2008 will demonstrate how even established award competitions - like the Photographers’ Gallery Annual Prize (9) - have expanded to respond to the global community. Now sponsored by Deutsche Börse, the Annual Prize rewards a living photographer, of any nationality, who has made the most significant contribution to the medium of photography in Europe between 1 October 2006 - 30 September 2007. The world’s largest exchange organisation and a major sponsor of photographic art, Deutsche Börse owns an extensive collection of contemporary photography, which includes more than 600 works, most of them large-scale, by over 60 international artists. The jury (10) for 2008 selected John Davies, Jacob Holdt, Esko Männikkö and Fazal Sheikh, a shortlist that ‘demonstrates a focused and sustained commitment to exploring subjects of social and political importance through photograph’. These will have international exposure through the exhibition tour to Berlin and Frankfurt.

With sponsors the calibre of Sony, Deutsche Börse, Jerwood and Taylor Wessing, other corporate leaders are sure to follow and the future looks good for those taking photographs with a serious intent. The photographic Award competition has truly ceased to be the ‘end of the pier show’ and has taken its proper place alongside prominent art annuals and other prestigious international arts awards.



N O T E S

Sony World Photography Awards
1) Abstract, Advertising, Architecture, Fashion, Music, Nature, Nude, Portrait, Photojournalism, Science, Sport.

2) Palais des Festivals Cannes 21-25 April 2008

www.worldphotographyawards.org

NPG Photographic Portrait Prize
3) www.foundationrwanda.org

4) Judged from original prints by: Sandy Nairne, Director, NPG (Chair); Cheryl Newman, Commissioning Photography Editor for Saturday Telegraph Magazine; Sheila Rock, Photographer; Sue Steward, Photography critic for the Evening Standard; Terence Pepper, Curator of Photographs, NPG.

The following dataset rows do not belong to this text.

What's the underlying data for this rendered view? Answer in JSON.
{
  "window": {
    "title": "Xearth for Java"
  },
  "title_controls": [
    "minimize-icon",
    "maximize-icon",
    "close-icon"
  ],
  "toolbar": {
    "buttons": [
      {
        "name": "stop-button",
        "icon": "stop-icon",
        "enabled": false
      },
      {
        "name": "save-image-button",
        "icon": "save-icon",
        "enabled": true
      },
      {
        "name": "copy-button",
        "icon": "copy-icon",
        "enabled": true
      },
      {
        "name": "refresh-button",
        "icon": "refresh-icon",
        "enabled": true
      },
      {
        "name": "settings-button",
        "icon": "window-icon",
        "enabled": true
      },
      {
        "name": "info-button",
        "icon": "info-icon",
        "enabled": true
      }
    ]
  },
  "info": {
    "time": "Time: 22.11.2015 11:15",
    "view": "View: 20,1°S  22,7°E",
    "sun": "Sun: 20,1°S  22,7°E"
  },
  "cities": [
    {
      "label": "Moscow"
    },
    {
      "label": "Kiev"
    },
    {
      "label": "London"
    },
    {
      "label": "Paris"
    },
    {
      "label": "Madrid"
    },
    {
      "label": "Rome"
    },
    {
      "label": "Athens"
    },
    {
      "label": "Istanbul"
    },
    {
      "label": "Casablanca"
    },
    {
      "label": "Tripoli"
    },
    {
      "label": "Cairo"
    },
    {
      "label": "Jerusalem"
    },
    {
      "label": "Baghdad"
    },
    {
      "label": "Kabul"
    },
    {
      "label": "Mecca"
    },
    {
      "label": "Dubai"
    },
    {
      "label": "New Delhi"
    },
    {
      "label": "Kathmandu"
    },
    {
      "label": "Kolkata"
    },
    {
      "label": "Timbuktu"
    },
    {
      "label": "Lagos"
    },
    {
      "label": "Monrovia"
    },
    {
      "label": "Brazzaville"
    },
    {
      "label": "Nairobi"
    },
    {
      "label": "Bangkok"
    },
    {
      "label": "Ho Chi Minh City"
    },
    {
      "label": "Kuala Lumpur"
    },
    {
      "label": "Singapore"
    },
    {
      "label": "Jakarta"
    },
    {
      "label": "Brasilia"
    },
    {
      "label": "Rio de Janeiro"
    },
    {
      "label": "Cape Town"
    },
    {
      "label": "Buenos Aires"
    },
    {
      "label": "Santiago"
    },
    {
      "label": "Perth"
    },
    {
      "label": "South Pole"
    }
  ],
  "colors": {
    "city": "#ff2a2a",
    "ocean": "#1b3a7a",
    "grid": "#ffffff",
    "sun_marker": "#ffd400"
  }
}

5) Vanity Fair Portraits 1913-2008. 14th February - 26th May 2008. sponsored by Burberry

www.npg.org.uk

The Jerwood Photography Awards
6) Annually at the Jerwood Space
171 Union Street, Bankside. London SE1 0LN
9 November – 9 December (2007)

7) Open to artists who work with the medium of photography and are resident in the UK, who have graduated from a visual arts degree course in the UK between January 2004 and September 2007. No age limit. Registration between May and August. Between 6 and 10 photographs are accompanied by an artist’s statement and biography. Selection takes place in September.

8) Martin Barnes, Victoria & Albert Museum, London; Gloria Chalmers, Portfolio Magazine; Gayle Chong Kwan, Artist; John Davies, Photographer; Anne McNeill, Impressions Gallery, Bradford.

www.jerwoodvisualarts.org

Photographers’ Gallery
9) Deutsche Börse Photography Prize 2008
5 & 8 Great Newport Street. London WC2H 7HY
8 February - 6 April 2008

10) The Jury: Els Barents, Director, Huis Marseille (The Netherlands), Jem Southam, photographer (UK), Thomas Weski, Chief Curator, Haus der Kunst (Germany) and Anne-Marie Beckmann, Curator, Art Collection Deutsche Börse (Germany). The Chair is Brett Rogers.